Bravo, bravo, le chat ! Tu vois les bêtes couinantes et tu ne leur sautes pourtant pas dessus ! Comment un chat a-t-il appris à cesser d’être un chat ?

Les rongeurs, comme un seul rat, s’avancèrent. Ils bruissaient en se déplaçant. Maurice fit un pas en arrière.

Imagine ça, le chat, reprit la voix d’Araignée. Imagine un million de rats intelligents. Des rats qui ne fuient pas. Des rats qui se battent. Des rats qui partagent un seul et même esprit, une seule et même vision. Les miens.

« Où tu es ? » demanda Maurice à voix haute.

Tu me verras bientôt. Avance encore, le minou. Il faut aller plus loin. Un mot de moi, encore une amorce de pensée, et les rats que tu vois te démolissent. Oh, tu pourrais en tuer un ou deux, mais il y en aura toujours davantage. Toujours davantage.

Maurice se retourna et s’en repartit tout doucement. Les rats le suivirent. Il pivota. Ils s’arrêtèrent. Il reprit sa route, fit deux pas, regarda derrière lui. Les rats le suivaient comme au bout d’une ficelle.

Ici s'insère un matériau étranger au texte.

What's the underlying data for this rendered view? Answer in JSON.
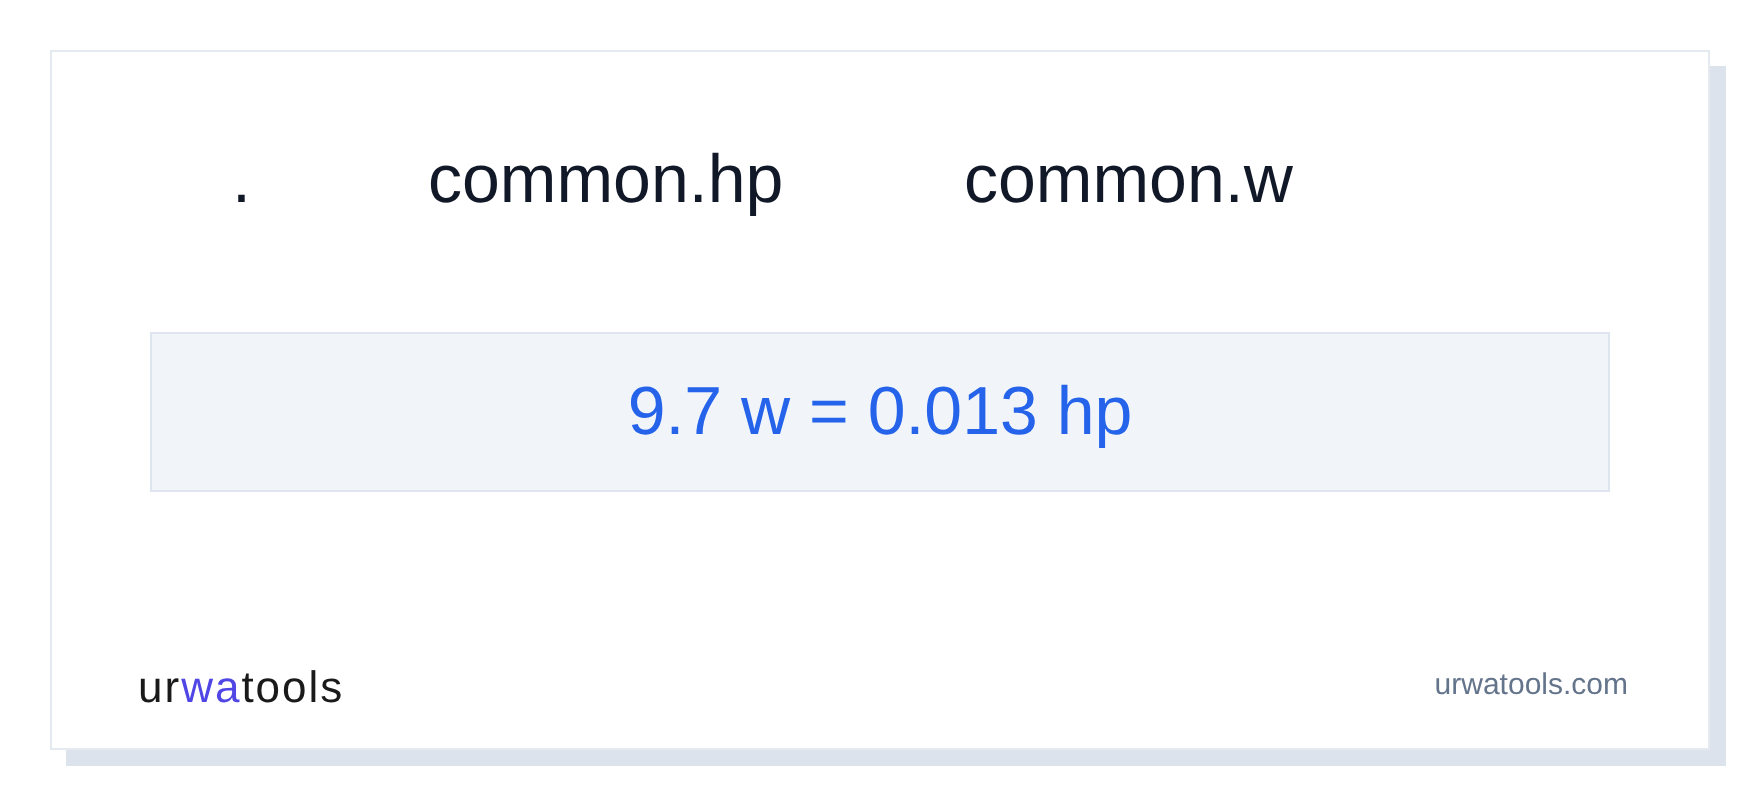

Il flottait des relents familiers de vieille eau croupie. Il se trouvait quelque part à proximité de la cave inondée. Mais à quelle distance exactement ? L’odeur empestait davantage qu’une boîte de pâtée pour chat. Elle pouvait venir de n’importe où. Il gagnerait sans doute du terrain sur les rongeurs sur une courte distance. Avoir des rats assoiffés de sang à ses trousses donne des ailes.

Est-ce que tu comptes courir pour aller aider le rat blanc ? demanda sa conscience. Ou est-ce que tu songes à détaler vers la lumière du jour ?

Maurice devait reconnaître que jamais la lumière du jour ne lui avait paru aussi tentante. Inutile de se mentir. Après tout, les rats ne vivent pas très longtemps, de toute façon, même ceux qui tremblotent du museau…

Ils sont tout près, le chat. Est-ce que nous allons jouer ? Les chats aiment bien jouer. As-tu joué avec Additifs ? Avant que tu lui arraches la tête d’un coup de dents ?

Maurice s’arrêta net. « Tu vas mourir », dit-il doucement.

Ils se rapprochent de moi, Maurice. Ils sont tout près maintenant. Faut-il que je te dise que le gamin à l’air bête et la fille aux histoires idiotes vont mourir ? Sais-tu que les rats peuvent dévorer un humain vivant ?



Malicia ferma au verrou la porte de la cabane.

« Les rois des rats sont très mystérieux, dit-elle. Un roi des rats, c’est un groupe de rats aux queues attachées ensemble…

— Comment ça ?

— Ben, les histoires racontent que ça arrive… comme ça.

— Comment ça arrive ?

— J’ai lu quelque part que leurs queues se collent ensemble quand ils sont dans le nid à cause de toutes les cochonneries, et elles s’emmêlent quand…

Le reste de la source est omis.